Cricketer and founder of Lord’s Cricket Club Thomas Lord’s baptism on 29 December 1755 appears in the baptism register for Thirsk. The baptism of abolitionist William Wilberforce, who was responsible for ending slavery in the British Empire, appears in the register for Holy Trinity Church in Kingston upon Hull on 21 September 1759.
Findmypast’s Yorkshire Collection also reveals fascinating details of the county’s social history. For example, the burial registers give evidence of the scale of the 1832 cholera epidemic, in which 55,000 people in the UK died, and also details of the deaths of soldiers in the 1645 Civil War.

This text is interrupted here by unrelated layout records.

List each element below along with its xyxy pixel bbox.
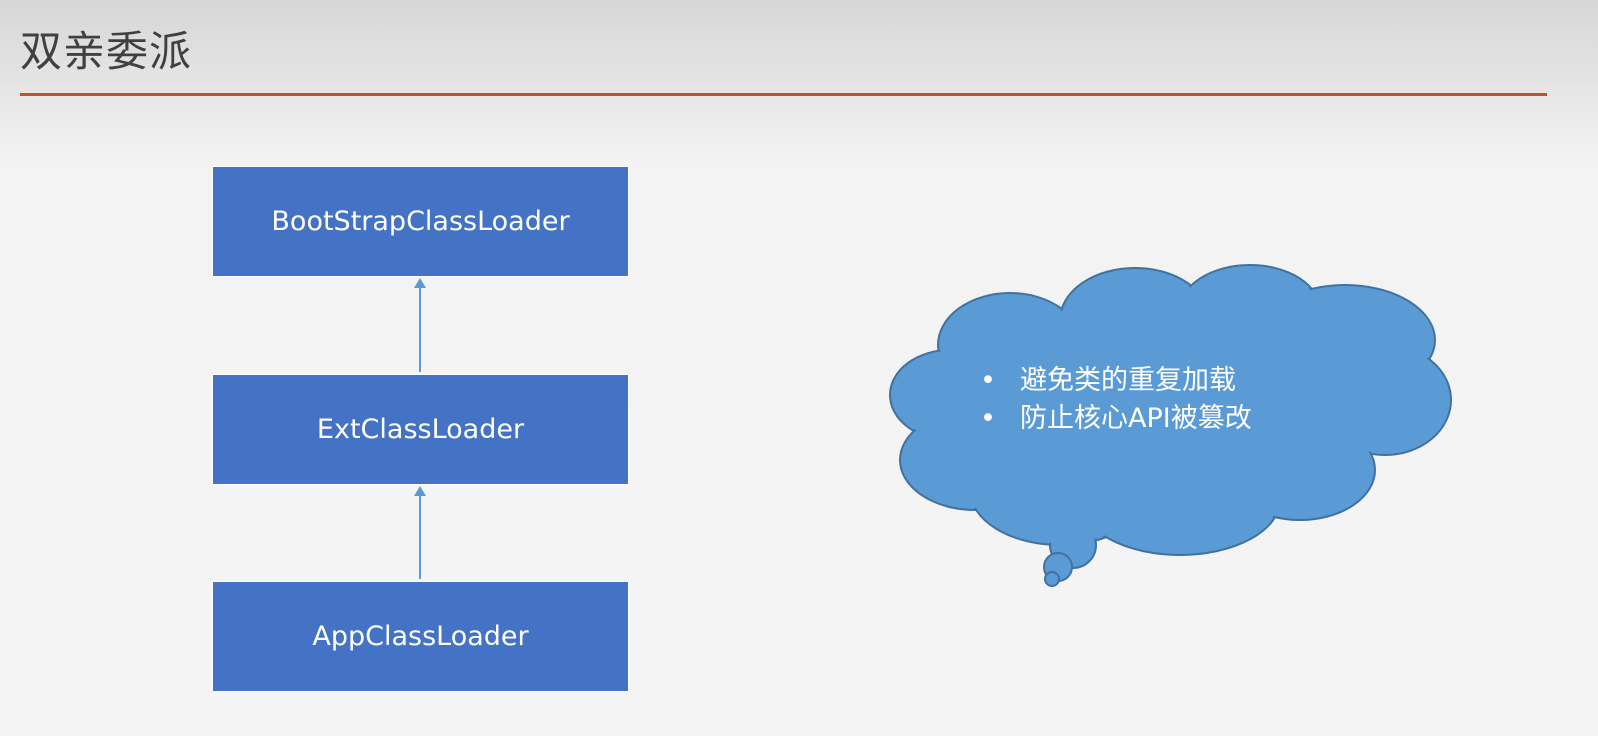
bullet-item: • 避免类的重复加载 bbox=[980, 362, 1252, 400]
bullet-dot-icon: • bbox=[980, 403, 996, 434]
thought-cloud bbox=[889, 264, 1452, 587]
bullet-text: 防止核心API被篡改 bbox=[1020, 403, 1252, 434]
bullet-dot-icon: • bbox=[980, 365, 996, 396]
bullet-item: • 防止核心API被篡改 bbox=[980, 400, 1252, 438]
callout-bullet-list: • 避免类的重复加载 • 防止核心API被篡改 bbox=[980, 362, 1252, 438]
bullet-text: 避免类的重复加载 bbox=[1020, 365, 1236, 396]
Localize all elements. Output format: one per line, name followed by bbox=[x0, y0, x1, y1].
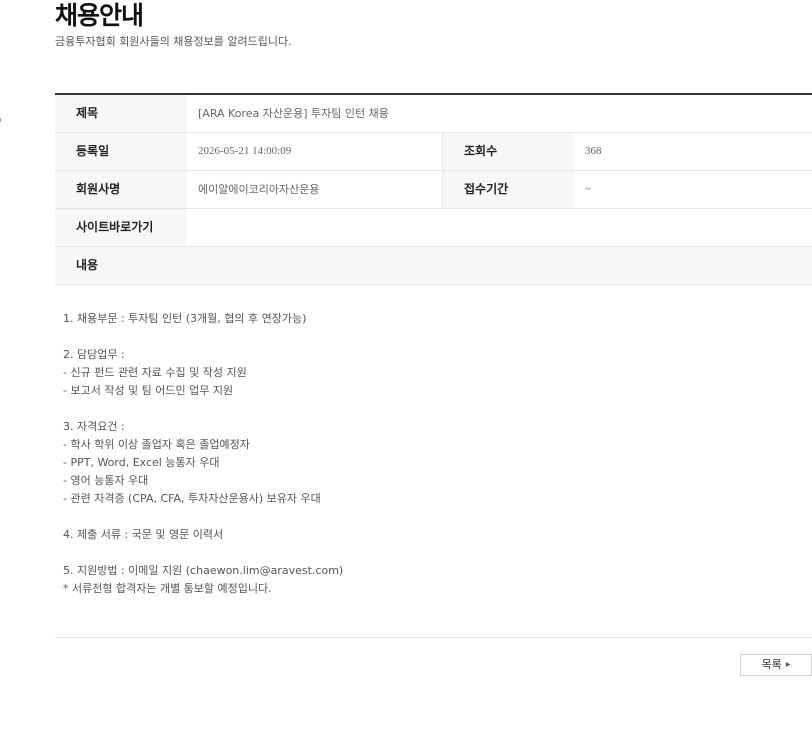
title-label: 제목 bbox=[55, 95, 187, 132]
site-label: 사이트바로가기 bbox=[55, 209, 187, 246]
company-row: 회원사명 에이알에이코리아자산운용 접수기간 ~ bbox=[55, 171, 812, 209]
content-line: - 영어 능통자 우대 bbox=[63, 474, 149, 487]
job-detail-table: 제목 [ARA Korea 자산운용] 투자팀 인턴 채용 등록일 2026-0… bbox=[55, 93, 812, 285]
content-line bbox=[63, 544, 803, 562]
content-line: 3. 자격요건 : bbox=[63, 420, 125, 433]
company-value: 에이알에이코리아자산운용 bbox=[198, 183, 320, 196]
content-line: - PPT, Word, Excel 능통자 우대 bbox=[63, 456, 220, 469]
caret-right-icon: ▶ bbox=[785, 661, 791, 668]
content-line: - 신규 펀드 관련 자료 수집 및 작성 지원 bbox=[63, 366, 247, 379]
content-line: 5. 지원방법 : 이메일 지원 (chaewon.lim@aravest.co… bbox=[63, 564, 344, 577]
views-label: 조회수 bbox=[442, 133, 574, 170]
content-header-row: 내용 bbox=[55, 247, 812, 285]
page-title: 채용안내 bbox=[55, 1, 144, 30]
views-value: 368 bbox=[585, 145, 602, 157]
content-line: 4. 제출 서류 : 국문 및 영문 이력서 bbox=[63, 528, 224, 541]
content-line bbox=[63, 508, 803, 526]
content-line: - 관련 자격증 (CPA, CFA, 투자자산운용사) 보유자 우대 bbox=[63, 492, 321, 505]
period-label: 접수기간 bbox=[442, 171, 574, 208]
list-button[interactable]: 목록 ▶ bbox=[740, 654, 812, 676]
job-content: 1. 채용부문 : 투자팀 인턴 (3개월, 협의 후 연장가능) 2. 담당업… bbox=[63, 310, 803, 598]
page-subtitle: 금융투자협회 회원사들의 채용정보를 알려드립니다. bbox=[55, 35, 292, 48]
reg-date-label: 등록일 bbox=[55, 133, 187, 170]
period-value: ~ bbox=[585, 183, 591, 195]
title-value: [ARA Korea 자산운용] 투자팀 인턴 채용 bbox=[198, 107, 389, 120]
content-divider bbox=[55, 637, 812, 638]
site-link[interactable] bbox=[187, 209, 812, 246]
reg-date-row: 등록일 2026-05-21 14:00:09 조회수 368 bbox=[55, 133, 812, 171]
content-line: 1. 채용부문 : 투자팀 인턴 (3개월, 협의 후 연장가능) bbox=[63, 312, 307, 325]
site-row: 사이트바로가기 bbox=[55, 209, 812, 247]
content-line: * 서류전형 합격자는 개별 통보할 예정입니다. bbox=[63, 582, 272, 595]
content-line: - 보고서 작성 및 팀 어드민 업무 지원 bbox=[63, 384, 234, 397]
company-label: 회원사명 bbox=[55, 171, 187, 208]
reg-date-value: 2026-05-21 14:00:09 bbox=[198, 145, 292, 157]
title-row: 제목 [ARA Korea 자산운용] 투자팀 인턴 채용 bbox=[55, 95, 812, 133]
content-line: - 학사 학위 이상 졸업자 혹은 졸업예정자 bbox=[63, 438, 250, 451]
list-button-label: 목록 bbox=[761, 658, 782, 671]
content-line bbox=[63, 328, 803, 346]
content-line: 2. 담당업무 : bbox=[63, 348, 125, 361]
content-line bbox=[63, 400, 803, 418]
content-label: 내용 bbox=[55, 247, 812, 284]
edge-scroll-mark bbox=[0, 118, 3, 122]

A mention of the baptism of Thomas Pompey, a youth about 14 years of age and a native of Guinea in Africa, in the Harthill records of 1725 suggests that even back in the 18th century, Yorkshire was the kind of place visitors would want to stay.
Everyday tragedies are captured in the records. For example, over centuries when childbirth was dangerous and miscarriages common, there are instances of children’s first names being recorded as ‘Stillborn’ (Stillborn Sutton and Stillborn Bartendale in the Thorpe Bassett baptisms, for example).
These church records also provide some unexpected insights into events in Yorkshire’s colourful history. The parish burial register for Kirby Wiske records that on 7 July 1791, Richard Sturdy, John Cartman and Rich’d Sturdy were “poisoned by neglect of a servant girl in making a pudding”.
The burial register for Birkin records the death of Richard Darley, struck dead by lightning at the age of 25 on 5 June 1836, while the burial register for Thirsk includes Thomas Lee, son of a shoemaker, whose death on 27th May 1789 aged 13 appears alongside the explanation “Died with drinking Gin.”
A quick look through Findmypast’s Yorkshire Collection reveals some extraordinary names. Mary Christmas was buried in Hutton Cranswick in 1689, while Fortune Chimney was laid to rest in Hornsea St Nicholas in 1727. The marriage register of Bramham records the 1837 marriage of Robert Duck to Catherine Peacock.
Chris Webb of the Yorkshire Digitisation Consortium commented on today's announcement: “We are delighted that Findmypast have worked with the Yorkshire Digitisation Consortium in an innovative partnership to make these unique records for a uniquely important (and beautiful) part of the country available in this way. Every release of digital records is an event, but this one, covering about 10% of the English and Welsh historic population, really is important.”